The disease is said to occur with an incidence of 1:25,000 births, according to American studies, yet only a few case examples are known in German-speaking documented.

Symptoms

  • Learning disability, cognitive disability (IQ 20-78, usually 40-54 )
  • Developmental delay
  • Short stature
  • Underdeveloped (flat ) midface
  • Of protruding lower jaw
  • Cleft lip and / or cleft palate
  • Downward curved mouth
  • Abnormally shaped ears
  • Chronic ear infections
  • Language delay
  • Deep, hoarse voice
  • Hearing loss
  • Myopia
  • Retinal detachment
  • Strabismus ( squint)
  • Brushfield spots
  • Small, broad hands; short fingers and toes
  • Heart defect, heart murmur
  • Kidney, ureter and bladder problems
  • Scoliosis ( lateral curvature of the spine)
  • Hypotonia (muscle weakness), unusual thin lower leg
  • Striking passage ( sequence of steps )
  • Deep tendon reflexes triggered heavy
  • Diminished sensitivity to pain
  • Disturbed temperature sensation
  • Difficulty chewing
  • Sensitive scalp
  • Some major initiating and maintaining sleep disturbance, daytime often very tired
  • Behavioral disorders, such as: hyperactivity, self- injurious behavior such as hitting the head against walls, etc., biting into his hands, picking at skin and scars, removal of the finger and toenails, insertion of foreign bodies in ears and nose, temper tantrums, destructive and aggressive behavior, irritability, self hug / pressing the hand with excitement.
  • Behavior, as observed, for example, in many people with autism (fear of contact, inability to speak, strong need for routine and uniformity in daily life)

( from: " What is Smith - Magenis Syndrome". . Raeburn JA et al The Smith - Magenis Syndrome Foundation, London 1999)

Diagnosis

The typical symptoms of Smith - Magenis syndrome are not sufficient for a reliable diagnosis.

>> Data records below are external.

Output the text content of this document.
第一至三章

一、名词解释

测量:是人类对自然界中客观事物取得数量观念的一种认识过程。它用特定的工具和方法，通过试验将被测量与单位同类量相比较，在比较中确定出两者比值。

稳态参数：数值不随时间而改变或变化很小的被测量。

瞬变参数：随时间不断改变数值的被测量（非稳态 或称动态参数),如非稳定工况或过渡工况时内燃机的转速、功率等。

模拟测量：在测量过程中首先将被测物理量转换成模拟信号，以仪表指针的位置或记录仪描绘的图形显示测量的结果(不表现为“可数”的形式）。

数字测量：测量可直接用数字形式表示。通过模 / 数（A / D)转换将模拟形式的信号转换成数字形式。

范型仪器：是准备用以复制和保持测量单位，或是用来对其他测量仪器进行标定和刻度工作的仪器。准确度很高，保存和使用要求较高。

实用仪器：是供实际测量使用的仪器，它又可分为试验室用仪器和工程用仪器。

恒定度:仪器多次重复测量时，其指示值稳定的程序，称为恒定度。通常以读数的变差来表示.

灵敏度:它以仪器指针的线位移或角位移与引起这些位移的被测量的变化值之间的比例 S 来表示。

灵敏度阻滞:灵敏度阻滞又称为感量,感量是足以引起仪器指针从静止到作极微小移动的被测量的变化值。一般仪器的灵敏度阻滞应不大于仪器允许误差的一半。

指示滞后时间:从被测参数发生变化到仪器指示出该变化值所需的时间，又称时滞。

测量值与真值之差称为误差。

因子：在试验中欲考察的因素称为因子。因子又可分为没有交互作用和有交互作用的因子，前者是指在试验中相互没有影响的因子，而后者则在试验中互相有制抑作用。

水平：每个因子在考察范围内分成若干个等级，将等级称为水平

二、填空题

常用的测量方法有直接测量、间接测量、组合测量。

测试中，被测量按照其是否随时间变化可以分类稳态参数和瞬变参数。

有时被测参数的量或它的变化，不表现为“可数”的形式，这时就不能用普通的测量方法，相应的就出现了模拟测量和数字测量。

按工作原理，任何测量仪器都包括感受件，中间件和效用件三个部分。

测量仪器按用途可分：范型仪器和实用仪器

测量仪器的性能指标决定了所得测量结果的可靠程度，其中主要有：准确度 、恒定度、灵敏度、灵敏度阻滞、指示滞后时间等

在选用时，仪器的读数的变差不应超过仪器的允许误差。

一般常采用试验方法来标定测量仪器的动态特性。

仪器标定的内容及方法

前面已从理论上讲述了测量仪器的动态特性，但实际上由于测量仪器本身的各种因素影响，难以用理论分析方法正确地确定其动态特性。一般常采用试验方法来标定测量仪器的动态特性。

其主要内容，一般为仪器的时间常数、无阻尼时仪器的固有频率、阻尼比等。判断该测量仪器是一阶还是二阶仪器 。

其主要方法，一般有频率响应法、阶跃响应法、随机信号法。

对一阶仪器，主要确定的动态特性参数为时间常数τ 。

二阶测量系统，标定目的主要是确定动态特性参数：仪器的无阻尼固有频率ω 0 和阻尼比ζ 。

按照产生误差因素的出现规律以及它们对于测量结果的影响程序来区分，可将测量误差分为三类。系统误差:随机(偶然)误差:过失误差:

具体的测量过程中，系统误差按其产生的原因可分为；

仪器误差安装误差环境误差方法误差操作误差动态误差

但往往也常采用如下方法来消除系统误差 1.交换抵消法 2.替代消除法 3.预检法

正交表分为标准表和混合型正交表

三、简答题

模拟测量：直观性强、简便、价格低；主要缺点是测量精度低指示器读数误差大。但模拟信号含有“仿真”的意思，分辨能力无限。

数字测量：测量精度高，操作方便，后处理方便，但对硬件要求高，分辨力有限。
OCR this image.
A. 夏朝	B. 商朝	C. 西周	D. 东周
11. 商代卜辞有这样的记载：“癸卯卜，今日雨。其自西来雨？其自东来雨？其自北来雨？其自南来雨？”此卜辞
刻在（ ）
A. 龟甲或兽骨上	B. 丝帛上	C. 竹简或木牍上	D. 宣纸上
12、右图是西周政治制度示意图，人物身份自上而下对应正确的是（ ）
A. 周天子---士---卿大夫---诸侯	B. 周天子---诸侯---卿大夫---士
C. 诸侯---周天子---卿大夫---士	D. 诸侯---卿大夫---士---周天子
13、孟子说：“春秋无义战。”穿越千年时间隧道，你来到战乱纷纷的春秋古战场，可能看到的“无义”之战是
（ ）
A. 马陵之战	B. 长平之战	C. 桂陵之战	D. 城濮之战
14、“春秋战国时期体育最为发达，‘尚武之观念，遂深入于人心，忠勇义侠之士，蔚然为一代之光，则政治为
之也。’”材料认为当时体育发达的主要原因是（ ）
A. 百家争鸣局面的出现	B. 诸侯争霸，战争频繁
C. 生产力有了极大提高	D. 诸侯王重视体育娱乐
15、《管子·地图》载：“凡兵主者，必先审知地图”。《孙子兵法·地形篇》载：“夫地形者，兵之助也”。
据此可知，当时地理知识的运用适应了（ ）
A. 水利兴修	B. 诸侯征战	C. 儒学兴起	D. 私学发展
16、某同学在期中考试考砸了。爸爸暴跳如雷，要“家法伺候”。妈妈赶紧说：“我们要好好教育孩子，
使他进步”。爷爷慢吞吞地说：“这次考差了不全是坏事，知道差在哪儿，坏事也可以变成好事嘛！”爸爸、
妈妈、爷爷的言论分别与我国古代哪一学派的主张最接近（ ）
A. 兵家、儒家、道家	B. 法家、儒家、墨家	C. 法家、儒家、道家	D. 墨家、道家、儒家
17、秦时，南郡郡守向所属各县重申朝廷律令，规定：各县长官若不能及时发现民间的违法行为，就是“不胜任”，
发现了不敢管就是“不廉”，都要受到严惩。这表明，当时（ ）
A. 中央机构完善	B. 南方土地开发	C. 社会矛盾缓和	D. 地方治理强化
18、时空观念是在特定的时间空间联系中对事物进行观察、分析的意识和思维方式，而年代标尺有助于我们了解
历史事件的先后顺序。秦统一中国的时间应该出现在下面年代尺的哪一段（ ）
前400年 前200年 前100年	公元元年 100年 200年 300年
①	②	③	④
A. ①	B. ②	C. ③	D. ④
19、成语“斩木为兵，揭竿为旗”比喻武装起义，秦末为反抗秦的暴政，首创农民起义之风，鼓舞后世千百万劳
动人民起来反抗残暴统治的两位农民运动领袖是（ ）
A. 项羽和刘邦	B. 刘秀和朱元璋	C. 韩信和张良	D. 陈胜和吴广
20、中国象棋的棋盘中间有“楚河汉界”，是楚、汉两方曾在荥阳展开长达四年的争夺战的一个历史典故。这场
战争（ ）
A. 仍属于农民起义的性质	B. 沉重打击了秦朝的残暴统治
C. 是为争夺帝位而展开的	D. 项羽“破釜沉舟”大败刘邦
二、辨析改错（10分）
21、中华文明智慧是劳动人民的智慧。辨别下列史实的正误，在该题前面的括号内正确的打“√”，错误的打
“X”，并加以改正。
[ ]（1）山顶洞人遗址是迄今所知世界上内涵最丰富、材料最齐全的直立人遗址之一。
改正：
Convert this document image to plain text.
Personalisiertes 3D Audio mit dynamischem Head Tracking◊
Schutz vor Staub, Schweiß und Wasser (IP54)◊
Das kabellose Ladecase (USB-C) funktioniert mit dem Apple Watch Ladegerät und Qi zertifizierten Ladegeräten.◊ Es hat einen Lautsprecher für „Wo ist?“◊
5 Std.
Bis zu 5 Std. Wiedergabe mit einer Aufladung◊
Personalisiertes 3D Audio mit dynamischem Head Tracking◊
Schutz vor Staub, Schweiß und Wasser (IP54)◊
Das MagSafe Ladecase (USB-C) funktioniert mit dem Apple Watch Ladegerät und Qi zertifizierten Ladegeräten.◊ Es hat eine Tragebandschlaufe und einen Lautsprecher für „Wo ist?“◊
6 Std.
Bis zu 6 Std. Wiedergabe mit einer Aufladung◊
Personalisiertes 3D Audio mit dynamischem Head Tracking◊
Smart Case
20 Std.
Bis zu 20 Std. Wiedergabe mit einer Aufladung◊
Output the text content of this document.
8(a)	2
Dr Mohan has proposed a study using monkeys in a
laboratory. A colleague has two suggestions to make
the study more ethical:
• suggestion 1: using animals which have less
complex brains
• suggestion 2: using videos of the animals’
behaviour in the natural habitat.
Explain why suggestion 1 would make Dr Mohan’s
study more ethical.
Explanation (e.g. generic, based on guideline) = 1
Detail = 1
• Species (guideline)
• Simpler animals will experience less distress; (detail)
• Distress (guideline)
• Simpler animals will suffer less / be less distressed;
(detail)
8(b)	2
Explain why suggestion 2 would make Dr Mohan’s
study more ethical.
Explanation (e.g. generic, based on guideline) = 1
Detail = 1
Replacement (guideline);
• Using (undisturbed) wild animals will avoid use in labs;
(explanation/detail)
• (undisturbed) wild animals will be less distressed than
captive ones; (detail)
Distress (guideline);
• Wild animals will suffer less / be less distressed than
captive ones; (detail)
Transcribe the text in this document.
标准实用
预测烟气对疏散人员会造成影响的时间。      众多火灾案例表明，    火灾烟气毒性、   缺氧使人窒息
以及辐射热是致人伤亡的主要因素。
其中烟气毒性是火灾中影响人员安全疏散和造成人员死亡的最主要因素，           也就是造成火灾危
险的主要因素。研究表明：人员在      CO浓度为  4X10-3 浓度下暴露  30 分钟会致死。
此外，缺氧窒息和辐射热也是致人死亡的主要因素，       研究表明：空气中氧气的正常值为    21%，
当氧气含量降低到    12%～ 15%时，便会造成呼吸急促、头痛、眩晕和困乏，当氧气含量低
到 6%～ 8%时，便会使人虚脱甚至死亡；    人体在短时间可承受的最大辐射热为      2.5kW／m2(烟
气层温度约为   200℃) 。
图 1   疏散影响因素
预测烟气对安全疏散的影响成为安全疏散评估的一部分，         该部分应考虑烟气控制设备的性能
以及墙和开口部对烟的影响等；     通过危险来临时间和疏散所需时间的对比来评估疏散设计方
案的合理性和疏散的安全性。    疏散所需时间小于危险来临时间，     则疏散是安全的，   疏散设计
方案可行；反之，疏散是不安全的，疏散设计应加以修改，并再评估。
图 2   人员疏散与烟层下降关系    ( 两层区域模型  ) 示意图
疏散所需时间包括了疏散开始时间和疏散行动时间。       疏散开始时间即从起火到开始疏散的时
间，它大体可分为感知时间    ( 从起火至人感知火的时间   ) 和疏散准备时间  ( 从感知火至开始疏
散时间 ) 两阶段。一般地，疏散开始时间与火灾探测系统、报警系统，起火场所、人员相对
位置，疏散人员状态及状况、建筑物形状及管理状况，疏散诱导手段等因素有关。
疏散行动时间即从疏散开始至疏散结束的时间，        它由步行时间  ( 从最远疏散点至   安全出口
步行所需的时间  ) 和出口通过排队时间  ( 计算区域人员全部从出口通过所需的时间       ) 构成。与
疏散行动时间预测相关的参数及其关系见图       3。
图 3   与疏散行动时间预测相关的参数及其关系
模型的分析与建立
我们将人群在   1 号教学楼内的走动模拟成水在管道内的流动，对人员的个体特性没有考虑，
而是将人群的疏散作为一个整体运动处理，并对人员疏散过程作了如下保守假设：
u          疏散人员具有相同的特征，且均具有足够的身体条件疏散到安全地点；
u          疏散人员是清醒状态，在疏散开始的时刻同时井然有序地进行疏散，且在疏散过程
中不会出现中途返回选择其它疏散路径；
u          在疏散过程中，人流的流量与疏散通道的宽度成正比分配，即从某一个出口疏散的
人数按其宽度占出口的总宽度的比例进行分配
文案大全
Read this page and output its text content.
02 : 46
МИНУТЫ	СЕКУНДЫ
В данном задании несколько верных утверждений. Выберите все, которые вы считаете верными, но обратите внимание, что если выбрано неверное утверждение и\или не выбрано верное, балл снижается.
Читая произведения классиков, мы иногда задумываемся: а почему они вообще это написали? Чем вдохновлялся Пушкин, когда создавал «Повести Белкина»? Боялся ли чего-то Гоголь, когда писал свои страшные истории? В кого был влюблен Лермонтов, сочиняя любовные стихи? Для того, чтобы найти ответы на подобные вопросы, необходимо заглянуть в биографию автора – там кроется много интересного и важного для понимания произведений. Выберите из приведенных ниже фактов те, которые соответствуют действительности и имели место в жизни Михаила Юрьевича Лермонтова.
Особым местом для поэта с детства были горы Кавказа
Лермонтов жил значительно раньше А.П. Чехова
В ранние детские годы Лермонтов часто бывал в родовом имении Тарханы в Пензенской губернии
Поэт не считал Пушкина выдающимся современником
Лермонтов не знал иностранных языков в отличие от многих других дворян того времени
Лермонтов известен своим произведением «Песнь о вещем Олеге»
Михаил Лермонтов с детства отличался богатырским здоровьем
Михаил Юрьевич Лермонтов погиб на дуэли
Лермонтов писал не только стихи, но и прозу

There are differential diagnostically relevant syndromes, which are quite similar to the SMS, such as Prader- Willi syndrome. A pure counting or looking at the chromosomes alone is also not sufficient to ensure the diagnosis. Therefore, genetic testing must be performed for a secured findings necessarily, referred to as fluorescence in situ hybridization ( FISH test ). Here, blood cells, which can be obtained as part of a normal blood sample, tested for the absence of certain sections of the chromosome 17. Because of the new studies on gene RAI1 the carriage of a specific probe for RAI1 seems mandatory. Further studies on this topic are but certainly necessary.

The small number of people with SMS can be explained well with the fact that the syndrome is often not diagnosed as such, and the children often different - get diagnosis, such as autism or a Aufmerksamkeits-Defizit/Hyperaktivitäts-Syndrom ( ADHD) - similar.

Treatment

Due to the genetic cause a cure is not possible, so that the therapy involves the treatment of the symptoms. May be helpful therapies such as physiotherapy, occupational therapy or speech therapy. A communication training with sign language or GuK may be helpful. Often people with the Smith - Magenis syndrome are life- long need of help and therapy.

There are several approaches to drug therapy available, however, the interventions will be limited here to mitigating the symptoms, not to a shutdown of the cause. Thus, the sleep problems in some people could be improved through the evening administration of melatonin, other medicines (such as Risperdal ) may be used to attenuate the self-injurious behavior.

History

It has been described scientifically in the early 1980s by the geneticist Ann Smith and Ellen Magenis and named after them.